Ivonete lamenta o atraso das obras e reclama do valor de bolsa aluguel que passou a receber após a extinção da favela Bamburral. “O aluguel hoje em dia é de R$ 800 para cima, muitas pessoas estão colocando dinheiro do bolso”, diz ela, comentando que o valor da bolsa aluguel é de R$ 450.
Áreas verdes em Perus
Além da urbanização da extinta Favela do Bamburral, a venda de créditos de carbono também possibilitou a construção das praças Cuitegi e Mogeiro em Perus, bairro que possui mais de 80 mil habitantes, segundo o Censo de 2010, do IBGE. Ambos os espaços foram inaugurados em 2009.
Cícero José Torres, 79 anos, alagoano da cidade de Murici, mora em Perus há 44 anos. Ele reside ao lado do espaço que, na época, ainda não era praça, mas um terreno coberto de mato. Ele passou a cultivar milho, feijão, batata-doce, mandioca e outros alimentos, além de plantar árvores frutíferas como bananeira e abacateiro. Torres cuidava ainda do terreno mantendo tudo limpo, além de ter construído uma passagem de terra batida para que os moradores pudessem transitar de um lado para o outro.
A praça tem 2,3 mil m2 e conta com bancos, áreas de descanso, iluminação e um pequeno playground. Após a urbanização, as plantações de Torres foram mantidas, assim como uma das entradas de sua casa, que desemboca diretamente na praça. “Fizeram aí essa pracinha, botaram cerâmica, botaram corrimões. Fizeram essa entrada da minha casa, eu queria fechar e disseram que não precisava”, conta ele.
Com mais de 6,8 mil m2, a Praça Mogeiro, próximo a Estrada São Paulo-Jundiaí, tem pista de caminhada e área de convivência.
É nela que dona Laura, como é conhecida Laurentina Nogueira Lopes, 78, passeia com Nina, sua cadela. Ela mora na região 40 anos e conta que o lugar era um barranco abandonado, mas tem boas lembranças daquele tempo: “só tinha mato e aquela ladeira de barro vermelho. Meus meninos vinham brincar aqui. Eles rolavam e iam parar lá na rua debaixo. Voltavam para casa, todos os dias, cheios de terra, a casa não parava limpa”.
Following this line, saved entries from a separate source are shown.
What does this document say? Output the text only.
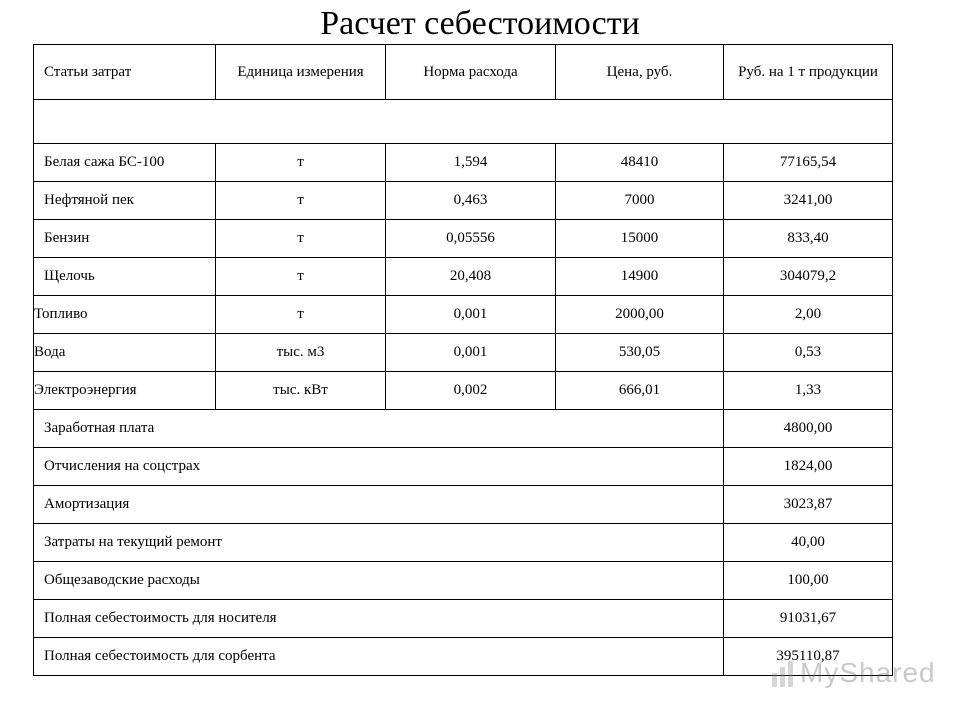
Расчет себестоимости
Статьи затрат	Единица измерения	Норма расхода	Цена, руб.	Руб. на 1 т продукции

Белая сажа БС-100	т	1,594	48410	77165,54
Нефтяной пек	т	0,463	7000	3241,00
Бензин	т	0,05556	15000	833,40
Щелочь	т	20,408	14900	304079,2
Топливо	т	0,001	2000,00	2,00
Вода	тыс. м3	0,001	530,05	0,53
Электроэнергия	тыс. кВт	0,002	666,01	1,33
Заработная плата				4800,00
Отчисления на соцстрах				1824,00
Амортизация				3023,87
Затраты на текущий ремонт				40,00
Общезаводские расходы				100,00
Полная себестоимость для носителя				91031,67
Полная себестоимость для сорбента				395110,87
MyShared
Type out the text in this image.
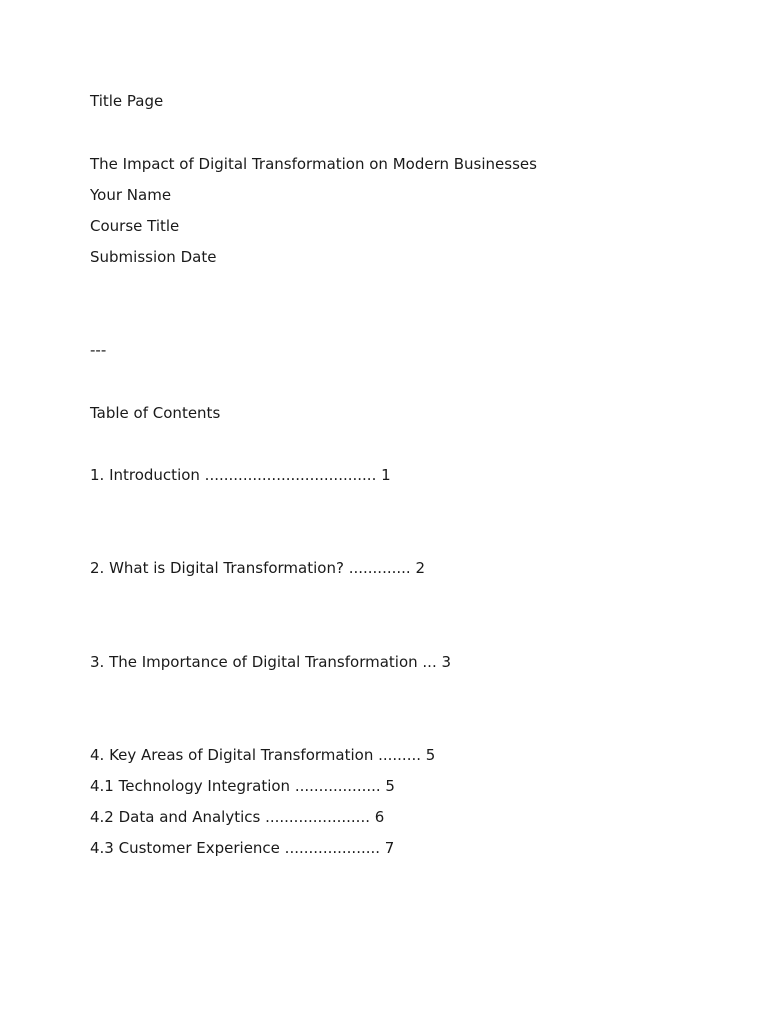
Title Page
The Impact of Digital Transformation on Modern Businesses

Your Name

Course Title

Submission Date

---

Table of Contents

1. Introduction .................................... 1

2. What is Digital Transformation? ............. 2

3. The Importance of Digital Transformation ... 3

4. Key Areas of Digital Transformation ......... 5

4.1 Technology Integration .................. 5

4.2 Data and Analytics ...................... 6

4.3 Customer Experience .................... 7
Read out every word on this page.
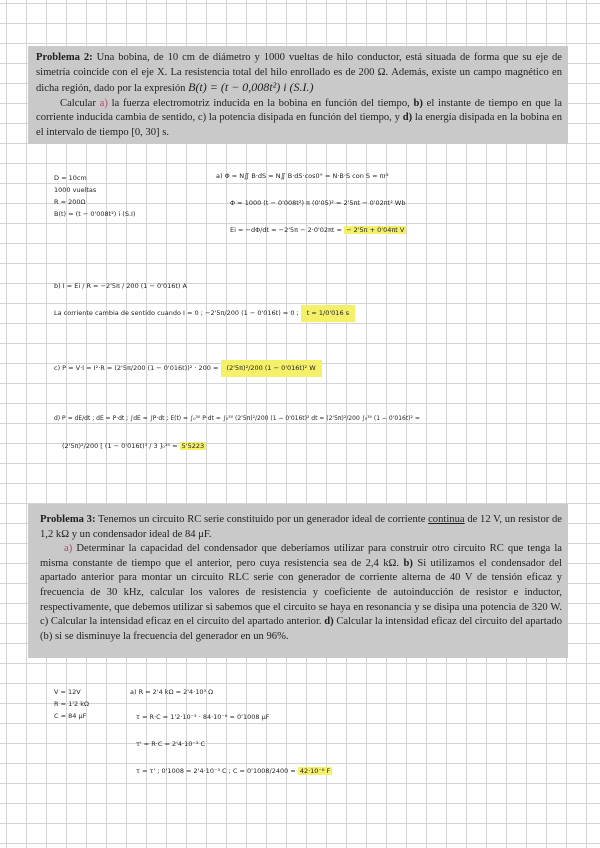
Problema 2: Una bobina, de 10 cm de diámetro y 1000 vueltas de hilo conductor, está situada de forma que su eje de simetría coincide con el eje X. La resistencia total del hilo enrollado es de 200 Ω. Además, existe un campo magnético en dicha región, dado por la expresión B(t) = (t − 0,008t²) i (S.I.)

Calcular a) la fuerza electromotriz inducida en la bobina en función del tiempo, b) el instante de tiempo en que la corriente inducida cambia de sentido, c) la potencia disipada en función del tiempo, y d) la energía disipada en la bobina en el intervalo de tiempo [0, 30] s.

D = 10cm
1000 vueltas
R = 200Ω
B(t) = (t − 0'008t²) i (S.I)
a) Φ = N∬ B·dS = N∬ B·dS·cos0° = N·B·S con S = πr²
Φ = 1000 (t − 0'008t²) π (0'05)² = 2'5πt − 0'02πt² Wb
Ei = −dΦ/dt = −2'5π − 2·0'02πt = − 2'5π + 0'04πt V
b) I = Ei / R = −2'5π / 200 (1 − 0'016t) A
La corriente cambia de sentido cuando I = 0 ; −2'5π/200 (1 − 0'016t) = 0 ; t = 1/0'016 s
c) P = V·I = I²·R = (2'5π/200 (1 − 0'016t))² · 200 = (2'5π)²/200 (1 − 0'016t)² W
d) P = dE/dt ; dE = P·dt ; ∫dE = ∫P·dt ; E(t) = ∫₀³⁰ P·dt = ∫₀³⁰ (2'5π)²/200 (1 − 0'016t)² dt = (2'5π)²/200 ∫₀³⁰ (1 − 0'016t)² =
(2'5π)²/200 [ (1 − 0'016t)³ / 3 ]₀³⁰ = 5'5223

Problema 3: Tenemos un circuito RC serie constituido por un generador ideal de corriente continua de 12 V, un resistor de 1,2 kΩ y un condensador ideal de 84 μF.

a) Determinar la capacidad del condensador que deberíamos utilizar para construir otro circuito RC que tenga la misma constante de tiempo que el anterior, pero cuya resistencia sea de 2,4 kΩ. b) Si utilizamos el condensador del apartado anterior para montar un circuito RLC serie con generador de corriente alterna de 40 V de tensión eficaz y frecuencia de 30 kHz, calcular los valores de resistencia y coeficiente de autoinducción de resistor e inductor, respectivamente, que debemos utilizar si sabemos que el circuito se haya en resonancia y se disipa una potencia de 320 W. c) Calcular la intensidad eficaz en el circuito del apartado anterior. d) Calcular la intensidad eficaz del circuito del apartado (b) si se disminuye la frecuencia del generador en un 96%.

V = 12V
R = 1'2 kΩ
C = 84 μF
a) R = 2'4 kΩ = 2'4·10³ Ω
τ = R·C = 1'2·10⁻³ · 84·10⁻⁶ = 0'1008 μF
τ' = R·C = 2'4·10⁻³ C
τ = τ' ; 0'1008 = 2'4·10⁻³ C ; C = 0'1008/2400 = 42·10⁻⁶ F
A estação de ginástica que havia na Praça Mogeiro foi destruída. “Os aposentados ficavam jogando. As pessoas faziam exercício, mas os bandidos quebraram tudo. Não tem mais nada”. Laura conta que, nos finais de semana, a praça enche. “É muito gostoso aqui. É tão fresquinho. No calor a gente vem aqui, tem um ventinho gostoso”, diz ela.